When Swedish startup Tripbirds launched its social travel service earlier this year, I thought it looked beautiful, worked well — and would, inevitably, struggle.
The reason was simple: the site was dipping its toes in a competitive-but-ineffective market for travel services built on top of the social substrate of the web. It’s an idea that is appealing, but unrewarding; a niche that has failed, time and time again, to produce any truly viable businesses. The problem? There are loads of products fighting for similar territory (Gogobot, Wanderfly, Everplaces and many more) but overall, demand for what they’re offering seems to be low.
Or, as I put it at the time, it was in danger of being the tallest dwarf: a great service in a scene “stuffed with startups who all seem to do the same thing without ever finding much real success”:
Whatever the case, this proliferation of services surely can’t happen forever. Companies with a different take on what “social travel” means, like Airbnb or TripAdvisor, seem to be doing well… but those tapping the social graph for a layer of tips and recommendations seem to find it hard.
So is the reason nobody has won social travel because — essentially — there isn’t anything to win?
No surprise that co-founder Ted Valentin (pictured) disagreed with me.
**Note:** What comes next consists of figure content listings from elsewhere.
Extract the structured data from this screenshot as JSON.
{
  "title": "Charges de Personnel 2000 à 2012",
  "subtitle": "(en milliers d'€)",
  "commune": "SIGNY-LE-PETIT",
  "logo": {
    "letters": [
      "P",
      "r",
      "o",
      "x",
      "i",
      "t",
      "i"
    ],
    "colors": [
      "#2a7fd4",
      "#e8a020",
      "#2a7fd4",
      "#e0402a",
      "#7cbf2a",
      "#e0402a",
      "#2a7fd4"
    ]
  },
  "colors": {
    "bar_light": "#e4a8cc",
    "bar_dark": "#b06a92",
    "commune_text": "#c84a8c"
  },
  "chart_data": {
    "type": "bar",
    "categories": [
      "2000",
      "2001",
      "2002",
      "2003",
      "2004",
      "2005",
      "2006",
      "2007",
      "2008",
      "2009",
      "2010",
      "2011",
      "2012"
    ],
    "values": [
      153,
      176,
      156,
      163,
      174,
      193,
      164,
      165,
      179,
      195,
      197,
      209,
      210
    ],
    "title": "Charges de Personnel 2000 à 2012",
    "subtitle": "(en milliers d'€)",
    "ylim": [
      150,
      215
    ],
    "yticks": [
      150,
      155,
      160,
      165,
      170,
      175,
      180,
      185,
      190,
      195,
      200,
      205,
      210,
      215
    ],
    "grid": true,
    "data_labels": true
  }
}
He suggested that a social travel service could work, if it got enough critical mass.
Fast forward a few months and a few thousand users, and the small, Stockholm-based team have taken some time to look at what they’re doing… and they’re choosing to rework it.
The new Tripbirds, which opened up on Tuesday, is a hotel booking site that uses social data to help recommend potential locations. Sign in, connect to Facebook, and Tripbirds will filter the hotels it thinks you’d most appreciate. It tries to make its listings come alive by bringing in Instagram photos to spruce the place up, and you can apply other filters too (normal ones like price and star rating, or more unusual ones like the number of Instagram photos). And it uses data from your friends, listing places they’ve stayed higher in the rankings — although, as yet, it does not determine whether they liked the place they stayed, which seems like a pretty important feature.
In this, it’s not really a pivot as much as an attempt to really focus on one aspect of the previous product — the one which, coincidentally, has potential to be a serious revenue generator.
But will it help the site — which has funding from Creandum, Index and a number of angels — grow? Hotel booking is even more competitive than social travel, and it’s an industry dominated by large players which operate at huge volume and are well-established. The company certainly hopes so, as do its investors, but they are going to have their work cut out for them.
Still, there are possibilities. Hipmunk, for example, seems to have made some impact with its pretty pain-free airline booking service. There’s a lot to be said for focus, and for something smart, simple and user friendly — all of which Tripbirds has.
Right now, I’ll keep looking to see what happens. I still like the feel of using Tripbirds. I still think it’s a tough, tough business. Which means that in the end, I’m left in the same place as I was in March — which is kind of funny for a travel service I suppose.